Saturday, May 7, 2016

Geometries


Another view of the Harbour Bridge in Sydney.

Tuesday, May 3, 2016

Pools among the rushes that scarce could bathe a star


That's a quote from our friend Mr. Yeats -- no rushes here, but I do love these tiny pools, and the way the rock has been worn into such whimsical shapes by the relentless scrubbing of water in motion.

Whereas, in New Zealand...


In some ways, the rain forest in Fiordland is very similar -- tall trees draped in the leaves of symbiotic species, palm fronds bigger than I am, and green, green, green.

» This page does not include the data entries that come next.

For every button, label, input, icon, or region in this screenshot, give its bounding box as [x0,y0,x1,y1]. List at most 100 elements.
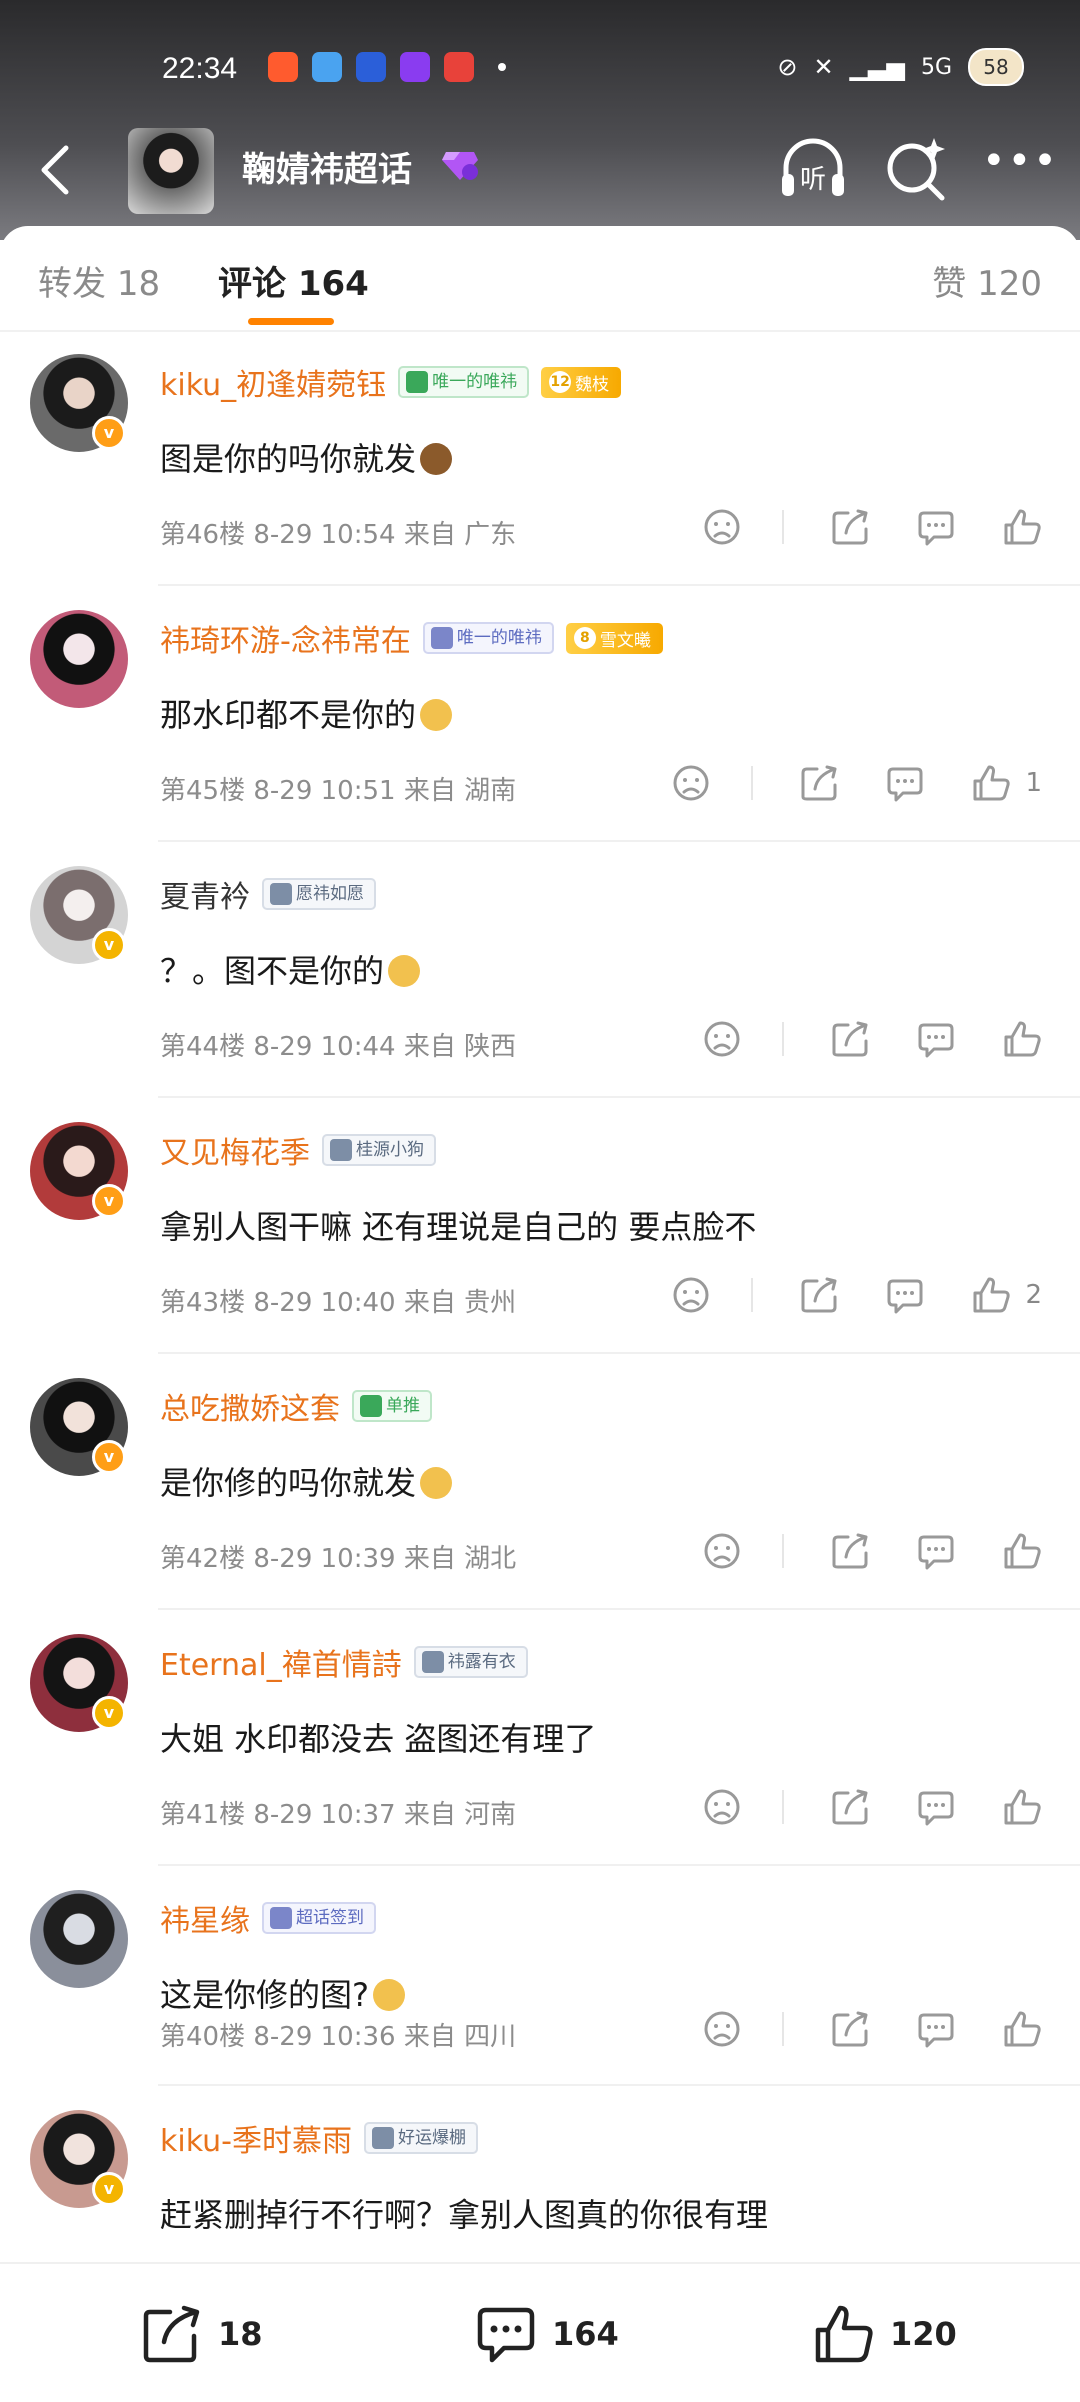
reply-icon[interactable] [916,507,956,547]
floor-number: 第45楼 [160,776,246,806]
app-toutiao-icon [444,52,474,82]
tab-bar: 转发 18 评论 164 赞 120 [0,226,1080,332]
reply-icon[interactable] [916,1787,956,1827]
comment-header: kiku_初逢婧菀钰 唯一的唯祎 12 魏枝 [160,360,622,404]
region: 贵州 [464,1288,517,1318]
reply-icon[interactable] [916,2009,956,2049]
active-tab-indicator [248,318,334,325]
comment-date: 8-29 [253,776,313,806]
comment-header: 夏青衿 愿祎如愿 [160,872,376,916]
search-icon[interactable] [884,136,950,202]
username[interactable]: 又见梅花季 [160,1128,310,1172]
share-icon[interactable] [830,2009,870,2049]
more-options-icon[interactable]: ••• [982,141,1057,186]
comment-text: ？。图不是你的 [156,938,430,1014]
share-icon[interactable] [799,763,839,803]
reply-icon[interactable] [885,763,925,803]
like-icon[interactable] [971,1275,1011,1315]
avatar[interactable] [30,1890,128,1988]
from-label: 来自 [403,1800,456,1830]
reply-icon[interactable] [916,1019,956,1059]
share-icon[interactable] [799,1275,839,1315]
like-button[interactable]: 120 [812,2302,957,2366]
like-icon[interactable] [1002,507,1042,547]
reply-icon[interactable] [885,1275,925,1315]
verified-badge-icon: v [92,928,126,962]
dislike-icon[interactable] [671,763,711,803]
comment-date: 8-29 [253,520,313,550]
comment-item[interactable]: v 总吃撒娇这套 单推 是你修的吗你就发 第42楼 8-29 10:39 来自 … [0,1354,1080,1610]
comment-item[interactable]: v 夏青衿 愿祎如愿 ？。图不是你的 第44楼 8-29 10:44 来自 陕西 [0,842,1080,1098]
username[interactable]: kiku_初逢婧菀钰 [160,360,386,404]
share-icon[interactable] [830,1019,870,1059]
floor-number: 第40楼 [160,2022,246,2052]
fan-badge: 祎露有衣 [413,1646,528,1678]
region: 湖北 [464,1544,517,1574]
like-icon[interactable] [1002,1531,1042,1571]
dislike-icon[interactable] [702,1531,742,1571]
emoji-icon [388,955,421,987]
emoji-icon [420,443,453,475]
comment-time: 10:54 [320,520,396,550]
comment-meta: 第41楼 8-29 10:37 来自 河南 [160,1794,516,1831]
tab-like[interactable]: 赞 120 [932,256,1042,305]
username[interactable]: kiku-季时慕雨 [160,2116,352,2160]
dislike-icon[interactable] [702,1019,742,1059]
comment-text: 图是你的吗你就发 [156,426,462,502]
tab-repost[interactable]: 转发 18 [38,256,160,305]
comment-item[interactable]: v 又见梅花季 桂源小狗 拿别人图干嘛 还有理说是自己的 要点脸不 第43楼 8… [0,1098,1080,1354]
dislike-icon[interactable] [702,1787,742,1827]
username[interactable]: 夏青衿 [160,872,250,916]
fan-badge: 好运爆棚 [364,2122,478,2154]
username[interactable]: 总吃撒娇这套 [160,1384,340,1428]
verified-badge-icon: v [92,1440,126,1474]
like-icon[interactable] [1002,1787,1042,1827]
header-bar: 鞠婧祎超话 听 ••• [0,120,1080,220]
comment-button[interactable]: 164 [474,2302,619,2366]
topic-avatar[interactable] [128,128,214,214]
repost-button[interactable]: 18 [140,2302,263,2366]
comment-text-content: 大姐 水印都没去 盗图还有理了 [160,1720,597,1758]
tab-repost-label: 转发 [38,264,106,304]
like-icon[interactable] [971,763,1011,803]
fan-badge: 超话签到 [262,1902,376,1934]
comment-item[interactable]: v kiku_初逢婧菀钰 唯一的唯祎 12 魏枝 图是你的吗你就发 第46楼 8… [0,330,1080,586]
comment-time: 10:51 [320,776,396,806]
username[interactable]: 祎琦环游-念祎常在 [160,616,411,660]
page-title[interactable]: 鞠婧祎超话 [242,142,412,191]
comment-item[interactable]: 祎星缘 超话签到 这是你修的图? 第40楼 8-29 10:36 来自 四川 [0,1866,1080,2086]
fan-badge-label: 桂源小狗 [356,1140,424,1160]
tab-comment[interactable]: 评论 164 [218,256,369,305]
comment-item[interactable]: v Eternal_禕首情詩 祎露有衣 大姐 水印都没去 盗图还有理了 第41楼… [0,1610,1080,1866]
comment-time: 10:36 [320,2022,396,2052]
from-label: 来自 [403,520,456,550]
badge-icon [360,1395,382,1417]
avatar[interactable] [30,610,128,708]
floor-number: 第43楼 [160,1288,246,1318]
like-icon[interactable] [1002,1019,1042,1059]
top-area: 22:34 ⊘ ✕ ▁▃▅ 5G 58 鞠婧祎超话 听 ••• [0,0,1080,240]
comment-text-content: 拿别人图干嘛 还有理说是自己的 要点脸不 [160,1208,757,1246]
listen-button[interactable]: 听 [778,136,848,202]
tab-comment-label: 评论 [218,264,286,304]
back-arrow-icon[interactable] [36,144,76,196]
action-divider [751,766,754,800]
like-icon[interactable] [1002,2009,1042,2049]
dislike-icon[interactable] [671,1275,711,1315]
comment-text-content: 是你修的吗你就发 [160,1464,417,1502]
verified-badge-icon: v [92,416,126,450]
action-divider [751,1278,754,1312]
username[interactable]: Eternal_禕首情詩 [160,1640,402,1684]
username[interactable]: 祎星缘 [160,1896,250,1940]
fan-badge: 单推 [352,1390,432,1422]
dislike-icon[interactable] [702,2009,742,2049]
comment-item[interactable]: 祎琦环游-念祎常在 唯一的唯祎 8 雪文曦 那水印都不是你的 第45楼 8-29… [0,586,1080,842]
share-icon[interactable] [830,1787,870,1827]
comment-text-content: ？。图不是你的 [160,952,385,990]
share-icon[interactable] [830,1531,870,1571]
level-label: 魏枝 [575,374,610,395]
share-icon[interactable] [830,507,870,547]
badge-icon [406,371,429,393]
dislike-icon[interactable] [702,507,742,547]
reply-icon[interactable] [916,1531,956,1571]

And waterfalls. You can't have a rain forest without a very large amount of water.

Party tree


I don't think I have to mention that this is still the tropical rain forest -- that pink and white tree in Kuranda is probably the most exuberant piece of foliage I've ever seen. Farther down the mountain, the rain forest reverts to more sober greens.

Monday, May 2, 2016

Symbiotic relationships


Tropical details -- these leaves curling around the trunk are probably some kind of fern that lives on the trees. Or not -- botany is not exactly my field of expertise. I just love the texture they create. 

Sunday, May 1, 2016

A tale of two rain forests


There were two rain forests, one in Queensland in Australia, and the other in Fiordland in New Zealand, one tropical and one temperate.

That's a Kauri pine in the tropical forest on the left, a tree that grows to 150 feet and is heavily used for lumber.

I don't know what the trees in the picture on the right are, but I love the way the moss catches the light.

Sunday bird blogging


Finishing up with Featherdale Wildlife Park, may I present the tawny frogmouth?

They look like fuzzy owls -- though they're more closely related to nightjars -- except for those amazing mouths. This may be my favorite bird ever.